Namun tak lama setelah kejadian itu, seorang prajurit meninggal lagi karena kecelakaan. Itu peristiwa keempat.

Saleh pun dipanggil lagi. Dia diperintah untuk menangani. Di situlah oleh paranormal yang menerawang Saleh diminta menyembelih ayam cemani sebagai tolak bala.



Namun dalam proses itu, meninggal lagi prajurit sampai total enam orang. Percaya tak percaya, menurut Saleh, setelah kejadian keenam, tidak ada lagi prajurit meninggal karena kecelakaan bermotor.

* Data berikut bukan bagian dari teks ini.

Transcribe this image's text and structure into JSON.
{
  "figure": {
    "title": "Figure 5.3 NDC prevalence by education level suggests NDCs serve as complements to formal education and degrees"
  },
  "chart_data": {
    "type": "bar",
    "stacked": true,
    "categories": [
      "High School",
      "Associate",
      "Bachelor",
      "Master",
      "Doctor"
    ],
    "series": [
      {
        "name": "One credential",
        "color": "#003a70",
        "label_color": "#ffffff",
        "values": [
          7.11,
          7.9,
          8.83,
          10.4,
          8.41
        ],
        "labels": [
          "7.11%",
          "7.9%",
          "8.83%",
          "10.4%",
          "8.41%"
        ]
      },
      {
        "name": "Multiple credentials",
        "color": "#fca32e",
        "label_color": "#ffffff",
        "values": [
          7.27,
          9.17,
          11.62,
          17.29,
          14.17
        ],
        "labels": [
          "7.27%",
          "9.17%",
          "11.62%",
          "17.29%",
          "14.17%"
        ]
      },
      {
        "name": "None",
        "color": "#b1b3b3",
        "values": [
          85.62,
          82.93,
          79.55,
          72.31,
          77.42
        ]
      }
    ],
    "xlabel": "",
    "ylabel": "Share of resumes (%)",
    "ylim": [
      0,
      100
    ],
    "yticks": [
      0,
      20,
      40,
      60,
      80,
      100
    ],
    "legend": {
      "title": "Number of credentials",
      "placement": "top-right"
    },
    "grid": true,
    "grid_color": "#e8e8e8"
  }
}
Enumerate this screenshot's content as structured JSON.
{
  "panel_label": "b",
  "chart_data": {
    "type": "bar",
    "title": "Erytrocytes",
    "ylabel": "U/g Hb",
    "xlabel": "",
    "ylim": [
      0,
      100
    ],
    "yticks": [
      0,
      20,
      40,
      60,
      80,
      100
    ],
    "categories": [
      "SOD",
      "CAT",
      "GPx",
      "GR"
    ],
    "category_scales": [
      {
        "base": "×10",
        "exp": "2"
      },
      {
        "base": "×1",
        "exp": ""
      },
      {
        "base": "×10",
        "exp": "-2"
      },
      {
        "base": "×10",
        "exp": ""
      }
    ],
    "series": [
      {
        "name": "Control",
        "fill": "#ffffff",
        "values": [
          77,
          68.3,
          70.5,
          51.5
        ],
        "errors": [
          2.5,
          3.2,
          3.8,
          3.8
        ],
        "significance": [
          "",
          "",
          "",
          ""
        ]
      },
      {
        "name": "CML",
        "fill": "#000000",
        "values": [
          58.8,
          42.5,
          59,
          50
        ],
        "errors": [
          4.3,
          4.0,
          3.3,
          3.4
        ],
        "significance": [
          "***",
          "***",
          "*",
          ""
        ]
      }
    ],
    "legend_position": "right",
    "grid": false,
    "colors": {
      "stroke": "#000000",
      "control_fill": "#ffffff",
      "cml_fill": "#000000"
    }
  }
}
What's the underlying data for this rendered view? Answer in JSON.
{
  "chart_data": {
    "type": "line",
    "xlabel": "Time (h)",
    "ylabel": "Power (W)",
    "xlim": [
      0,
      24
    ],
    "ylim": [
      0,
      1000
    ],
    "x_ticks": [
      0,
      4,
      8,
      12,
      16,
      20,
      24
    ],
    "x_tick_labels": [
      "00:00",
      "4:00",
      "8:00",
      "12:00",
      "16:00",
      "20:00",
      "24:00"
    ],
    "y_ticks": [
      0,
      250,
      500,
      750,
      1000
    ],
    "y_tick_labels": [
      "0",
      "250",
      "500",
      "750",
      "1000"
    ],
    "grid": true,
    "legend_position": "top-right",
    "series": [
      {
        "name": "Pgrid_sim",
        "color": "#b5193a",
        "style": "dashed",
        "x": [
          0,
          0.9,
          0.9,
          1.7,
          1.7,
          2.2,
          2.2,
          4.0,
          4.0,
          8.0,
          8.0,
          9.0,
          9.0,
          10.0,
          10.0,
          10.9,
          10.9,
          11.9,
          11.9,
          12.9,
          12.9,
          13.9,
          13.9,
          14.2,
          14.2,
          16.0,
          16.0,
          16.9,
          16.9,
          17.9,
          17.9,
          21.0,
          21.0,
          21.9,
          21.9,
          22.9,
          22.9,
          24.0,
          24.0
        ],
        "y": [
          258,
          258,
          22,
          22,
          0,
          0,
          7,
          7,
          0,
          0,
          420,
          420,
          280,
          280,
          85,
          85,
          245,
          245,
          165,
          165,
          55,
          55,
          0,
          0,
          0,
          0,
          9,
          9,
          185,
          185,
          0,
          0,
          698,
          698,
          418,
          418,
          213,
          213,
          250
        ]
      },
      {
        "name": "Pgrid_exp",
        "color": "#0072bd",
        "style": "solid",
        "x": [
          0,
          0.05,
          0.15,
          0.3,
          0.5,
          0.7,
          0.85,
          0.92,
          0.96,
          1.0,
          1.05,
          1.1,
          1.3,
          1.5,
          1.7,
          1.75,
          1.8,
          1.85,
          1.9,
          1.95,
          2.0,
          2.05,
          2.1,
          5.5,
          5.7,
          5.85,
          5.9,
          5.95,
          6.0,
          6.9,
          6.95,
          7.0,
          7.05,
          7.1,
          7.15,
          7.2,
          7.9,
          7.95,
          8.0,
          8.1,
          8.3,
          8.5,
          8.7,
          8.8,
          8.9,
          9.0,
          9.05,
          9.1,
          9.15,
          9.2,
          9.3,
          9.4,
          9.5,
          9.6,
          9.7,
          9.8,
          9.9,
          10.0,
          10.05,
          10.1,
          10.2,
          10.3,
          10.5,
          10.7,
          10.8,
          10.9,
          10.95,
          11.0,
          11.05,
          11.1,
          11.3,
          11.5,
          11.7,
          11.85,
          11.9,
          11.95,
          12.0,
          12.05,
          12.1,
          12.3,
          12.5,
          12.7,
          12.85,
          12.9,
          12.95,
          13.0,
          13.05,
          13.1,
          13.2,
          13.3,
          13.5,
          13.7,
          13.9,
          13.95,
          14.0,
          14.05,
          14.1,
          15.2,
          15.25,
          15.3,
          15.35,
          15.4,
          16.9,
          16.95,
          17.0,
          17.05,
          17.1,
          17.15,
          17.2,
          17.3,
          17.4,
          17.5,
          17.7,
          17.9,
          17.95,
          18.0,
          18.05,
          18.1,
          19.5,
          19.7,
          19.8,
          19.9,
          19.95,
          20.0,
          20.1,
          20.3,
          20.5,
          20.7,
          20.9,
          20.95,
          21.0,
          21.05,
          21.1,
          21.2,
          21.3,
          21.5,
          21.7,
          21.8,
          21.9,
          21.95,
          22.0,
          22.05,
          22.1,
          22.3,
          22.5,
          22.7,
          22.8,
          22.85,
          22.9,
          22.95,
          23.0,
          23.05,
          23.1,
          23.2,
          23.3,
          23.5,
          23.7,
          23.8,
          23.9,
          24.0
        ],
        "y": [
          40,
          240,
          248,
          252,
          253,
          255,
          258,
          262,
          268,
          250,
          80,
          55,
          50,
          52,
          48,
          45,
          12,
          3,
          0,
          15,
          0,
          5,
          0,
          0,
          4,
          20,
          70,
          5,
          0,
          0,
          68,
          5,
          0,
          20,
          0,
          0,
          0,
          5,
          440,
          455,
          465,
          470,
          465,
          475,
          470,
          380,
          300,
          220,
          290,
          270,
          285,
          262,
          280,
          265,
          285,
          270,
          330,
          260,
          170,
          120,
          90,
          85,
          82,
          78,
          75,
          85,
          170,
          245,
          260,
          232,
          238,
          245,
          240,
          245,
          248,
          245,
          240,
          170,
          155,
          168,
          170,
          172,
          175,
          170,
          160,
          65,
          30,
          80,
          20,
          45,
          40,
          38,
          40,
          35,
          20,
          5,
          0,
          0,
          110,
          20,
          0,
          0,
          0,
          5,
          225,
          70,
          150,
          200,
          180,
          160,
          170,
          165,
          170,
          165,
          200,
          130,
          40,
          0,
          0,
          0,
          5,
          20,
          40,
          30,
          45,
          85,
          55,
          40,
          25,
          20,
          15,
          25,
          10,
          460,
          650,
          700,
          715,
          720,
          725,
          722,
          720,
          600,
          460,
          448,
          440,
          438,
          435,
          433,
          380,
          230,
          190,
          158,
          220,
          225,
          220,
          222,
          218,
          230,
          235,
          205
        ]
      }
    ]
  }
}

Dalam nostalgia itu Saleh juga menceritakan, ketika awal dinas di Kandang Menjangan sebagai Kasie Pers, di laci meja kerjanya ternyata ada sebilah keris. Konon keris itu milik Pakubuwono X. Namun seiring perjalanan waktu, keris itu entah di Mana sekarang.

Bekas Markas Untung Surapati

Markas Kopassus Grup 2 Kandang Menjangan berada di atas lahan seluas 250 hektare yang dulunya merupakan lahan yang diberikan Sunan Amangkurat III (1703-1705) dari Kerajaan Mataram berpusat di Keraton Kartasura, kepada Bupati Pasuruan Untung Surapati.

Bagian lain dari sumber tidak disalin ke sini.